Mass of hollow cylinder B= 100 g

Radius = 10 cm

We need to calculate the moment of inertia of solid cylinder A

Using formula of moment of inertia

$I=\dfrac{1}{2}mR^2$

$I_{A}=\dfrac{1}{2}\times100\times10^{-3}\times(10\times10^{-2})^2$

$I_{A}=0.0005\ kg-m^2$

We need to calculate the moment of inertia of hollow cylinder B

Using formula of moment of inertia

$I=mR^2$

$I_{B}=100\times10^{-3}\times(10\times10^{-2})^2$

$I_{B}=0.001\ kg-m^2$

Here, The moment of inertia of A is less for hollow cylinder.

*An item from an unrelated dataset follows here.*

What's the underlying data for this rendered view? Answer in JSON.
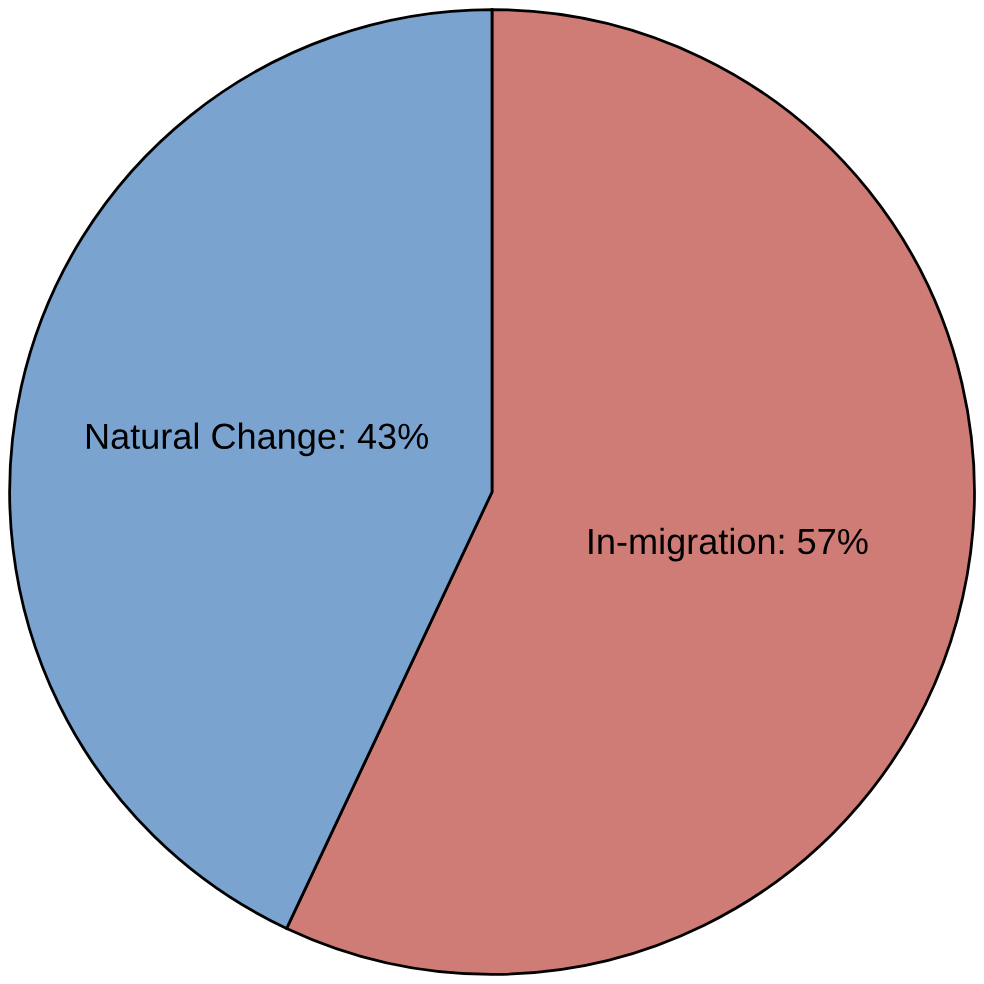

Therefore, Solid cylinder will reach first.

(4). Mass of solid cylinder A= 100 g

Radius = 10 cm

Mass of solid sphere B= 100 g

Radius = 10 cm

We need to calculate the moment of inertia of solid cylinder A

Using formula of moment of inertia

$I=\dfrac{1}{2}mR^2$

$I_{A}=\dfrac{1}{2}\times100\times10^{-3}\times(10\times10^{-2})^2$

$I_{A}=0.0005\ kg-m^2$

We need to calculate the moment of inertia of solid sphere B

Using formula of moment of inertia

$I=\dfrac{2}{5}mR^2$

$I_{B}=\dfrac{2}{5}\times100\times10^{-3}\times(10\times10^{-2})^2$

$I_{B}=0.0004\ kg-m^2$

Here, The moment of inertia of A is more for solid sphere.

Therefore, Solid sphere will reach first

Hence, This is the required solution.